– Мистер Харрис, мне говорили, что священник, Байрон Свифт, вас иногда навещал. Это так?
– А, преподобный. Прекрасный парень, прекраснейший. Симпатичный малый, чем-то напоминал тебя, разве что помоложе. Да, раньше частенько здесь появлялся. Я так расстроился, когда услышал, что он сделал. Вот уж не думал – не гадал, что Байрон так начудит. Казалось бы, джентльмен до мозга костей. Кто тебе стукнул, что он сюда наезжал? Я-то думал, это наш с ним секрет.
– Так ли уж важно, кто?
– Нет, пожалуй, нет. Ты ведь не коп?
– Нет, журналист. Пишу очерк о Риверсенде.
– Черт. Правда, что ли? Ладно, есть у меня парочка историй, да таких, что у тебя волосы дыбом встанут.
– Давайте их сюда.
– Э, нет. Знаю я вашу братию. Взять, например, тебя: приперся, накачиваешь меня вином, думаешь, сейчас всю подноготную тебе выложу. А потом, не успею я прочухаться, как сюда папарацци понаедут.

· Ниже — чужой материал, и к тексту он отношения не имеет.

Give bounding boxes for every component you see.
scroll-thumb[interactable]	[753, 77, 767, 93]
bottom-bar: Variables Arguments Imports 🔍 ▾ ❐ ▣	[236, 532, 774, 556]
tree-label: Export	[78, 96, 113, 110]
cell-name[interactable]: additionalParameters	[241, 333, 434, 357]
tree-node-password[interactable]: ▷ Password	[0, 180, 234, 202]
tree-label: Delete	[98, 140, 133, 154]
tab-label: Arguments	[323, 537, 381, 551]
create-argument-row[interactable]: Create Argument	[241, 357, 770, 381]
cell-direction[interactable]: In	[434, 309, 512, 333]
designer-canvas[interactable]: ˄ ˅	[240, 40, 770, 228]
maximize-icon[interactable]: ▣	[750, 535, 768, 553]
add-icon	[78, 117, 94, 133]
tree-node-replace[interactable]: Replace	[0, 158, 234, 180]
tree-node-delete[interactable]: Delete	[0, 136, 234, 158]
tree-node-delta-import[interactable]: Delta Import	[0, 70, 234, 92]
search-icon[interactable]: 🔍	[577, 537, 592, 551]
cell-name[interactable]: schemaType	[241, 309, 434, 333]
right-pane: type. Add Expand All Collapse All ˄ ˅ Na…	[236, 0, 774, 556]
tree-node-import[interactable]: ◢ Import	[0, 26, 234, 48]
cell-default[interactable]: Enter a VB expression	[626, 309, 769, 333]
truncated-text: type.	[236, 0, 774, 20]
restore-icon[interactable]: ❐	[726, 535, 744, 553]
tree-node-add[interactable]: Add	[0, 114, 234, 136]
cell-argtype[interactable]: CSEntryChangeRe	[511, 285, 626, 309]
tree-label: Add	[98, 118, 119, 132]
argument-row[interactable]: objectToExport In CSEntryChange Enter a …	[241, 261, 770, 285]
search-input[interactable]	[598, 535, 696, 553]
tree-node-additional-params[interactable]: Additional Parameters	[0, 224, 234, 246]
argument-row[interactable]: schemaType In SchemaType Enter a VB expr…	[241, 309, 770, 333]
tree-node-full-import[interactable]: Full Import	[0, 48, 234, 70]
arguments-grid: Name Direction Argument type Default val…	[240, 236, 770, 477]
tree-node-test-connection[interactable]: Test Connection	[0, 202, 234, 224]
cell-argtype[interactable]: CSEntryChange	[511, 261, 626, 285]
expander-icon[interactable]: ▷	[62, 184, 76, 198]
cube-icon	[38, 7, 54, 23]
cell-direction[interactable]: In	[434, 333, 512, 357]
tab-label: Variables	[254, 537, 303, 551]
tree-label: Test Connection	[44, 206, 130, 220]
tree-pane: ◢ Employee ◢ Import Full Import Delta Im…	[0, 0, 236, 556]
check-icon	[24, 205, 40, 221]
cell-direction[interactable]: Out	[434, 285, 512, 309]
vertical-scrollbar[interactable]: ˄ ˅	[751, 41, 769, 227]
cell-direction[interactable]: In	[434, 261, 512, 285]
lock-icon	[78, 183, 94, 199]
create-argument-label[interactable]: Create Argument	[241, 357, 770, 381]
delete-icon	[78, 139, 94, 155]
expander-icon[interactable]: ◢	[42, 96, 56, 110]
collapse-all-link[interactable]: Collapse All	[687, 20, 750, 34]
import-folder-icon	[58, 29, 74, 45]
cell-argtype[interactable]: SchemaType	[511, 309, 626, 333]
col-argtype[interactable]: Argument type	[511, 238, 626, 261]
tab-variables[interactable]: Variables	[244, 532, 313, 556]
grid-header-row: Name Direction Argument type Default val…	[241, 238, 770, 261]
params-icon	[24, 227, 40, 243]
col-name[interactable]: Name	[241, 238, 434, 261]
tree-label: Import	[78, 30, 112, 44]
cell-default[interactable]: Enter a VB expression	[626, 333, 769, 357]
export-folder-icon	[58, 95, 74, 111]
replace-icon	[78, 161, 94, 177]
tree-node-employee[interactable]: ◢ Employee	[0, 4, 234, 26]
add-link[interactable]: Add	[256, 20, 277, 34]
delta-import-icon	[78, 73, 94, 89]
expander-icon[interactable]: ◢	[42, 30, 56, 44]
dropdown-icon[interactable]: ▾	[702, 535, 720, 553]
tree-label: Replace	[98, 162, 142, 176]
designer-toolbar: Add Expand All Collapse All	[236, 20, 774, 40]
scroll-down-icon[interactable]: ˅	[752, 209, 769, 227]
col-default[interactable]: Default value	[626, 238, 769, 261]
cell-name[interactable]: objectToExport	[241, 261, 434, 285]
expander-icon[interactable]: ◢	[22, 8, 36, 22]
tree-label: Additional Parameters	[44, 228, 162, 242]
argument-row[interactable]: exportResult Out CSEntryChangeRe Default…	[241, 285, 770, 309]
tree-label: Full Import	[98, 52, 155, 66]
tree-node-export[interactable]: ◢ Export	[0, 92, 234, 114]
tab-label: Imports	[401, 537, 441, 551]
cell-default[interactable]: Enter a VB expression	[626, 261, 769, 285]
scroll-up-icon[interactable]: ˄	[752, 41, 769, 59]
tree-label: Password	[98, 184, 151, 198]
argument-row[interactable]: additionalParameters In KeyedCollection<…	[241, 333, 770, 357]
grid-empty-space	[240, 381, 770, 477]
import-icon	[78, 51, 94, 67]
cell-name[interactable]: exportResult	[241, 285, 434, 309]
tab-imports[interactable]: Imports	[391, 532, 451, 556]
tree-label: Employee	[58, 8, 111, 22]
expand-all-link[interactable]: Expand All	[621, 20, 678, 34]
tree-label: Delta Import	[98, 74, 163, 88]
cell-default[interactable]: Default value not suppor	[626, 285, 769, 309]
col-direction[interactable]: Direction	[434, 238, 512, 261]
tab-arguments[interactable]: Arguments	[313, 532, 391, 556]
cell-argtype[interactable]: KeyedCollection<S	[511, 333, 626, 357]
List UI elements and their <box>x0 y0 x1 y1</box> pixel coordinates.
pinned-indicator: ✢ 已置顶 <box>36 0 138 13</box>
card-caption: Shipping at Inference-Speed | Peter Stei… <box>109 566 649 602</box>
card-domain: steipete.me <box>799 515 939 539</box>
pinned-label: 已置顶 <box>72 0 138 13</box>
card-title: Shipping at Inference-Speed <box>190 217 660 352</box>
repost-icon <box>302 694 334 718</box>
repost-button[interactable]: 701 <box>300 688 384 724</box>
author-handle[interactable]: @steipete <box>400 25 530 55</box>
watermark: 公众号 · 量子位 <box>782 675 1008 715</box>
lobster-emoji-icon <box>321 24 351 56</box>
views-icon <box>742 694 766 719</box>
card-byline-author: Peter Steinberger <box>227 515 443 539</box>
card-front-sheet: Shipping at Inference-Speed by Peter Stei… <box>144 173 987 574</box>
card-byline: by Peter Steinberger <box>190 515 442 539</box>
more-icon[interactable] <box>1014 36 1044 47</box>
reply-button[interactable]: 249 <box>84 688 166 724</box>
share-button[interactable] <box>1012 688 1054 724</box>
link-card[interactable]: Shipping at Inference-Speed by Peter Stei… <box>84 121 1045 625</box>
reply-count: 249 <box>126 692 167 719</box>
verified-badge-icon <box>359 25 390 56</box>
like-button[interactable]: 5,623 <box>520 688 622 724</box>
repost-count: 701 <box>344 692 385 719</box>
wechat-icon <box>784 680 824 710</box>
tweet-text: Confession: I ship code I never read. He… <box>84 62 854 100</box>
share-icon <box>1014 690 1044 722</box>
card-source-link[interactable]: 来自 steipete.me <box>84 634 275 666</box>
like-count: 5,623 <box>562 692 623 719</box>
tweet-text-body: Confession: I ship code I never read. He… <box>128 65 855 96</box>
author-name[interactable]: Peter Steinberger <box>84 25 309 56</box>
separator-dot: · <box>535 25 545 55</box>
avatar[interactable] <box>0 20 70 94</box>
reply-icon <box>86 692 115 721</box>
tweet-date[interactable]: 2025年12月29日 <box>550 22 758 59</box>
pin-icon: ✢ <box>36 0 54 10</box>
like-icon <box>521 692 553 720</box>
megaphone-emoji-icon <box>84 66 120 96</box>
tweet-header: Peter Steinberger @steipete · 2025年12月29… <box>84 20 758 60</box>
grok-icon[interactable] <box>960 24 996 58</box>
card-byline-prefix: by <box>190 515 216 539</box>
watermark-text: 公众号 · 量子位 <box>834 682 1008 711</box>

Дедуля улыбается до ушей, пеньки зубов выстраиваются в ряд, как гусеницы трактора. Словно для того, чтобы подчеркнуть абсурдность своих слов, он дергает себя за яйца. Мартин тоже ухмыляется и, забывшись, отхлебывает бурды из банки. И снова заходится кашлем: со второй попытки вкус ничуть не лучше. Дедуля довольно хохочет.
– Так говорите, наезжал?
– Ну да.
– Зачем?
– Без понятия. Должно быть, ради моего остроумия и прозорливости… а может, душу мою хотел спасти.
– Харрис, я серьезно. Что ему тут понадобилось?
– Ну, иногда мы просто языки чесали. Пили самогон, курили травку. Но в основном ради стрельбы.
– Стрельбы? Вот как?
– Угу. Он любил пострелять.
– А заодно выпить и покурить травки? Хорош священник!
– Это ты верно заметил. К тому же, как зальет в себя немного, сквернословил что твой пьяный матрос. И все равно отличный был парень. А еще никогда не пил и не курил во время стрельбы, только после.
– Занятно. Вы тоже с ним стреляли? И про какую стрельбу речь? По мишеням?